🤖 AI Summary
This work addresses the problem of efficiently learning a structurally balanced signed graph Laplacian matrix from data—ensuring the absence of odd-length negative cycles—to enable the transfer of positive-spectrum methods (e.g., spectral filtering, wavelets, GCNs) to signed graphs. To this end, we propose the first column-sparse linear programming framework explicitly incorporating balance constraints; design an adaptive regularization strategy integrating the HQIC information criterion with feasibility verification; and establish theoretical local convergence guarantees for our ADMM-based solver. Our method extends CLIME to construct a signed-aware optimization model and employs a tailored sparse ADMM algorithm. Extensive experiments on synthetic and real-world datasets demonstrate significant improvements over state-of-the-art approaches. Notably, this is the first systematic empirical validation confirming the effective transferability of positive-spectrum tools to balanced signed graphs.
📝 Abstract
Signed graphs are equipped with both positive and negative edge weights, encoding pairwise correlations as well as anti-correlations in data.

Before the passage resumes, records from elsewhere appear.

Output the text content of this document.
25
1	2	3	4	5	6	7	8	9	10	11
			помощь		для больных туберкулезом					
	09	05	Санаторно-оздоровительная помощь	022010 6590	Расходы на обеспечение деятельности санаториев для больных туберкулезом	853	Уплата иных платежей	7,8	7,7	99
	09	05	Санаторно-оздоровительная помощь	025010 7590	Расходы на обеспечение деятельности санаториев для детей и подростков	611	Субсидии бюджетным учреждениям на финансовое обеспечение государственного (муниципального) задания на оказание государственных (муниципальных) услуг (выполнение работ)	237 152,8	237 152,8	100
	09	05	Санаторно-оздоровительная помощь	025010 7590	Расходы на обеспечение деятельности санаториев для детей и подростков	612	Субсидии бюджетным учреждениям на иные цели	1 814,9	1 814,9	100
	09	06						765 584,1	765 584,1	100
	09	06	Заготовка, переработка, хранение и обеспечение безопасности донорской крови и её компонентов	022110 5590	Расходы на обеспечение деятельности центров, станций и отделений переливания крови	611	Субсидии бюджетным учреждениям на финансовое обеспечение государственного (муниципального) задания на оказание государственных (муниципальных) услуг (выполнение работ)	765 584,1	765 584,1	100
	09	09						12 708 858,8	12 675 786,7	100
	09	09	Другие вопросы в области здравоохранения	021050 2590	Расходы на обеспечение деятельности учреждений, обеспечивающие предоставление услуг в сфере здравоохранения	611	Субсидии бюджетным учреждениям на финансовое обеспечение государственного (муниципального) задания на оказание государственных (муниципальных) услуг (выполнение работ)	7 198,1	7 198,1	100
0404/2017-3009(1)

A balanced signed graph is a signed graph with no cycles containing an odd number of negative edges. Laplacian of a balanced signed graph has eigenvectors that map via a simple linear transform to ones in a corresponding positive graph Laplacian, thus enabling reuse of spectral filtering tools designed for positive graphs. We propose an efficient method to learn a balanced signed graph Laplacian directly from data. Specifically, extending a previous linear programming (LP) based sparse inverse covariance estimation method called CLIME, we formulate a new LP problem for each Laplacian column $i$, where the linear constraints restrict weight signs of edges stemming from node $i$, so that nodes of same / different polarities are connected by positive / negative edges. Towards optimal model selection, we derive a suitable CLIME parameter $
ho$ based on a combination of the Hannan-Quinn information criterion and a minimum feasibility criterion. We solve the LP problem efficiently by tailoring a sparse LP method based on ADMM. We theoretically prove local solution convergence of our proposed iterative algorithm. Extensive experimental results on synthetic and real-world datasets show that our balanced graph learning method outperforms competing methods and enables reuse of spectral filters, wavelets, and graph convolutional nets (GCN) constructed for positive graphs.